Das Video zeigt einen Übergriff auf zwei Männer, möglicherweise Migranten und aufgenommen am Rande der früheren Proteste. Einer wird mehrere Meter verfolgt und mit einem Tritt attackiert. Die Generalstaatsanwaltschaft Dresden hält die Aufnahme für echt. «Wir haben keine Anhaltspunkte dafür, dass das Video ein Fake sein könnte», sagte Oberstaatsanwalt Wolfgang Klein «Zeit Online». Er wisse nicht, aufgrund welcher Informationen Maaßen zu anderen Schlussfolgerungen gekommen sei.

Generalstaatsanwalt sieht auf Video "Vielzahl von Straftaten"

Der Generalstaatsanwaltschaft zufolge sind auf Videos «eine Vielzahl von Straftaten» festgehalten, darunter Körperverletzung, Beleidigung und Landfriedensbruch. Derzeit gebe es 120 Ermittlungsverfahren zu Vorfällen vom 26. und 27. August. Ein Sprecher sagte aber auch: «Bis jetzt haben wir nach wie vor keine Anhaltspunkte für sogenannte Hetzjagden gefunden», in dem Sinne, dass Menschen durch die Straßen gejagt und verprügelt worden seien.
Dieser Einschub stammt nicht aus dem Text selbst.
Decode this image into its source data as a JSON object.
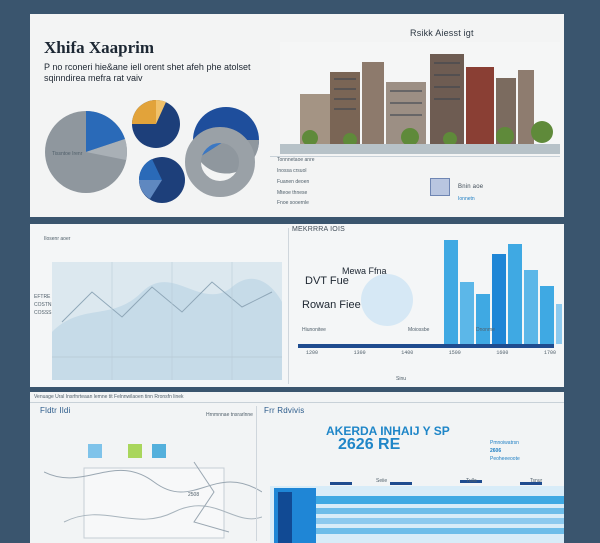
{
  "colors": {
    "background": "#3a556e",
    "navy": "#1d4a8f",
    "royal": "#2a6ab8",
    "gold": "#e2a33a",
    "grey": "#8f979e",
    "light_blue": "#3fa9e3",
    "pale_blue": "#8cc9ee"
  },
  "top_panel": {
    "title": "Xhifa Xaaprim",
    "subtitle_line1": "P no rconeri hie&ane iell orent shet afeh phe atolset",
    "subtitle_line2": "sqinndirea mefra rat vaiv",
    "top_right_label": "Rsikk Aiesst igt",
    "bottom_left_caption": "Tissntoe Irenr",
    "building_caption_lines": [
      "Tonnnetaoe anre",
      "Inossa crsuol",
      "Fuanen deoen",
      "Mteoe thnese",
      "Fnoe sooernle"
    ],
    "right_badge": "Bnin aoe",
    "right_badge_sub": "Ionnetn"
  },
  "middle_panel": {
    "left_header": "Ilosenr aoer",
    "left_labels": [
      "EFTRE",
      "COSTN",
      "COSSS"
    ],
    "chart_title": "MEKRRRA IOIS",
    "inner_label_1": "Mewa Ffna",
    "inner_label_2": "DVT Fue",
    "inner_label_3": "Rowan Fiee",
    "bar_label_1": "Hiunonitee",
    "bar_label_2": "Moiossbe",
    "bar_label_3": "Dnonme",
    "footer_label": "Sinu",
    "tick_labels": [
      "1200",
      "1300",
      "1400",
      "1500",
      "1600",
      "1700"
    ]
  },
  "bottom_panel": {
    "banner": "Venuage Ural Insrfnrteaan lemne tit Felnnwilaoen tinn Rronsfn linek",
    "left_header": "Fldtr Ildi",
    "left_sub": "Hrnmnnae tnsrarlnne",
    "map_label": "2508",
    "right_header": "Frr Rdvivis",
    "big_title": "AKERDA INHAIJ Y SP",
    "big_number": "2626 RE",
    "side_label_1": "Pmnoiwatrsn",
    "side_label_2": "2606",
    "side_label_3": "Peoheeeoote",
    "table_labels": [
      "Seiie",
      "Tulla",
      "Tsnur"
    ]
  }
}
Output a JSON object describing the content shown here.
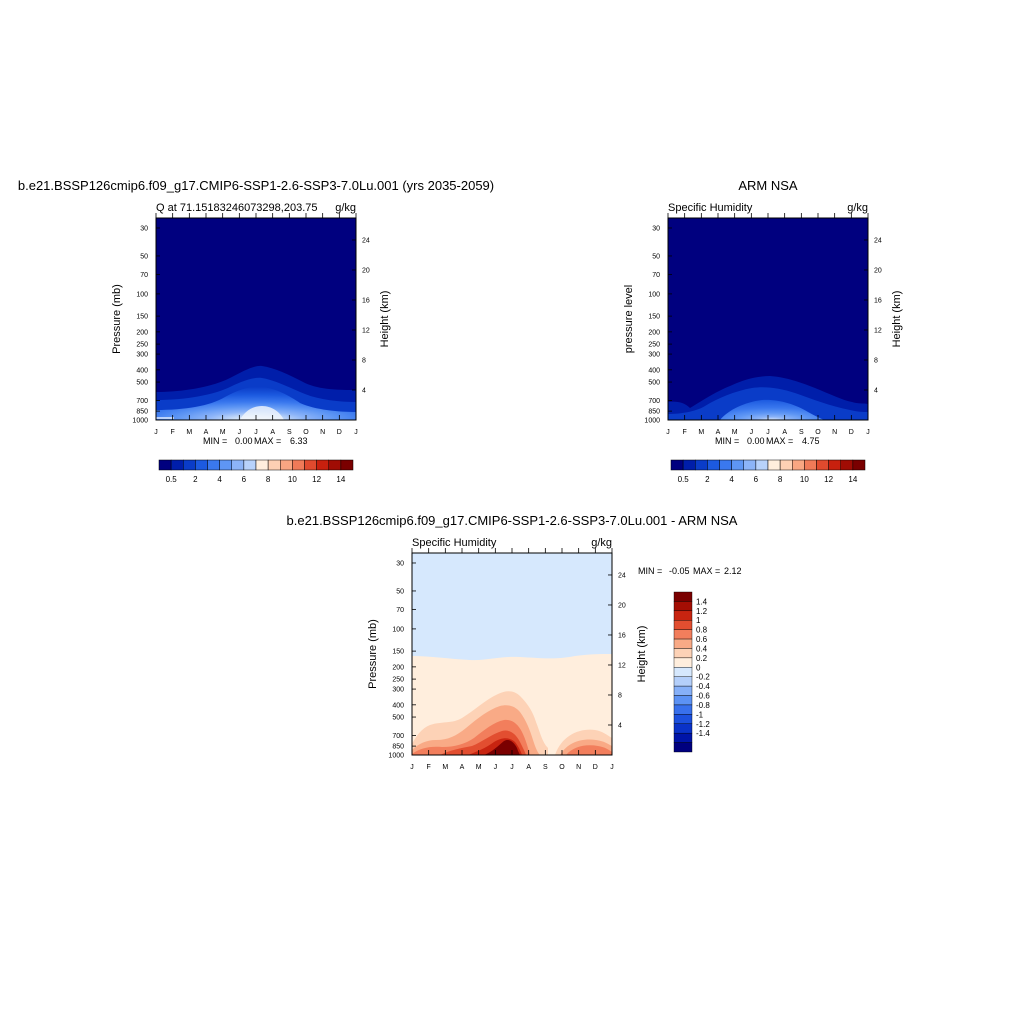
{
  "panels": [
    {
      "id": "model",
      "title": "b.e21.BSSP126cmip6.f09_g17.CMIP6-SSP1-2.6-SSP3-7.0Lu.001 (yrs 2035-2059)",
      "left_label": "Q at 71.15183246073298,203.75",
      "right_label": "g/kg",
      "ylabel": "Pressure (mb)",
      "y2label": "Height (km)",
      "minmax": {
        "min_label": "MIN =",
        "min": "0.00",
        "max_label": "MAX =",
        "max": "6.33"
      }
    },
    {
      "id": "obs",
      "title": "ARM NSA",
      "left_label": "Specific Humidity",
      "right_label": "g/kg",
      "ylabel": "pressure level",
      "y2label": "Height (km)",
      "minmax": {
        "min_label": "MIN =",
        "min": "0.00",
        "max_label": "MAX =",
        "max": "4.75"
      }
    },
    {
      "id": "diff",
      "title": "b.e21.BSSP126cmip6.f09_g17.CMIP6-SSP1-2.6-SSP3-7.0Lu.001 - ARM NSA",
      "left_label": "Specific Humidity",
      "right_label": "g/kg",
      "ylabel": "Pressure (mb)",
      "y2label": "Height (km)",
      "minmax": {
        "min_label": "MIN =",
        "min": "-0.05",
        "max_label": "MAX =",
        "max": "2.12"
      }
    }
  ],
  "colors": {
    "humidity_scale": [
      "#00007f",
      "#001eaa",
      "#0a3cc8",
      "#1c5ae0",
      "#3a78ee",
      "#5e96f4",
      "#8cb4f8",
      "#b8d2fb",
      "#ffeedd",
      "#fdd0b4",
      "#f9a682",
      "#f07a58",
      "#e04a2e",
      "#c8200e",
      "#a00c04",
      "#7a0000"
    ],
    "diff_scale": [
      "#00007f",
      "#0014a8",
      "#0a32c8",
      "#1c50de",
      "#3870ec",
      "#5c92f4",
      "#86b0f8",
      "#b4cffa",
      "#d6e8fd",
      "#ffeedd",
      "#fdd2b6",
      "#f9aa86",
      "#f27e5c",
      "#e24e30",
      "#c82410",
      "#a40e04",
      "#7a0000"
    ]
  },
  "chart_data": [
    {
      "type": "heatmap",
      "title": "b.e21.BSSP126cmip6.f09_g17.CMIP6-SSP1-2.6-SSP3-7.0Lu.001 (yrs 2035-2059)",
      "variable": "Q at 71.15183246073298,203.75",
      "units": "g/kg",
      "x_ticks": [
        "J",
        "F",
        "M",
        "A",
        "M",
        "J",
        "J",
        "A",
        "S",
        "O",
        "N",
        "D",
        "J"
      ],
      "y_ticks": [
        30,
        50,
        70,
        100,
        150,
        200,
        250,
        300,
        400,
        500,
        700,
        850,
        1000
      ],
      "y_scale": "log-pressure",
      "ylim": [
        1000,
        25
      ],
      "y2_ticks": [
        4,
        8,
        12,
        16,
        20,
        24
      ],
      "months": [
        0,
        1,
        2,
        3,
        4,
        5,
        6,
        7,
        8,
        9,
        10,
        11,
        12
      ],
      "top_pressure_of_moisture": [
        620,
        640,
        620,
        560,
        470,
        400,
        370,
        400,
        470,
        560,
        630,
        640,
        620
      ],
      "max": 6.33,
      "min": 0.0,
      "colorbar_labels": [
        "0.5",
        "2",
        "4",
        "6",
        "8",
        "10",
        "12",
        "14"
      ]
    },
    {
      "type": "heatmap",
      "title": "ARM NSA",
      "variable": "Specific Humidity",
      "units": "g/kg",
      "x_ticks": [
        "J",
        "F",
        "M",
        "A",
        "M",
        "J",
        "J",
        "A",
        "S",
        "O",
        "N",
        "D",
        "J"
      ],
      "y_ticks": [
        30,
        50,
        70,
        100,
        150,
        200,
        250,
        300,
        400,
        500,
        700,
        850,
        1000
      ],
      "y_scale": "log-pressure",
      "ylim": [
        1000,
        25
      ],
      "y2_ticks": [
        4,
        8,
        12,
        16,
        20,
        24
      ],
      "months": [
        0,
        1,
        2,
        3,
        4,
        5,
        6,
        7,
        8,
        9,
        10,
        11,
        12
      ],
      "top_pressure_of_moisture": [
        720,
        760,
        860,
        640,
        520,
        460,
        430,
        450,
        500,
        580,
        670,
        720,
        760
      ],
      "max": 4.75,
      "min": 0.0,
      "colorbar_labels": [
        "0.5",
        "2",
        "4",
        "6",
        "8",
        "10",
        "12",
        "14"
      ]
    },
    {
      "type": "heatmap",
      "title": "b.e21.BSSP126cmip6.f09_g17.CMIP6-SSP1-2.6-SSP3-7.0Lu.001 - ARM NSA",
      "variable": "Specific Humidity",
      "units": "g/kg",
      "x_ticks": [
        "J",
        "F",
        "M",
        "A",
        "M",
        "J",
        "J",
        "A",
        "S",
        "O",
        "N",
        "D",
        "J"
      ],
      "y_ticks": [
        30,
        50,
        70,
        100,
        150,
        200,
        250,
        300,
        400,
        500,
        700,
        850,
        1000
      ],
      "y_scale": "log-pressure",
      "ylim": [
        1000,
        25
      ],
      "y2_ticks": [
        4,
        8,
        12,
        16,
        20,
        24
      ],
      "zero_contour_pressure": [
        150,
        155,
        165,
        175,
        160,
        150,
        150,
        160,
        155,
        150,
        155,
        150,
        150
      ],
      "max": 2.12,
      "min": -0.05,
      "colorbar_labels": [
        "1.4",
        "1.2",
        "1",
        "0.8",
        "0.6",
        "0.4",
        "0.2",
        "0",
        "-0.2",
        "-0.4",
        "-0.6",
        "-0.8",
        "-1",
        "-1.2",
        "-1.4"
      ]
    }
  ]
}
Die Auswertung gehe weiter

Angriff auf jüdisches Restaurant in Chemnitz

Am Abend des 27. August sei das jüdische Restaurant «Schalom» von etwa einem Dutzend Vermummter angegriffen worden, berichtet die «Welt am Sonntag». Sie hätten «Hau ab aus Deutschland, Du Judensau» gerufen und mit Steinen, Flaschen und einem abgesägten Stahlrohr geworfen. Der Eigentümer sei an der Schulter verletzt worden, eine Fensterscheibe zu Bruch gegangen. Das Landeskriminalamt habe eine entsprechende Anzeige des Wirts bestätigt. Ein Sprecher des Innenministeriums sagte dem Blatt, dass «derzeit eine politisch motivierte Tat mit einem antisemitischen Hintergrund naheliege». Die Ermittlungen seien allerdings noch nicht abgeschlossen.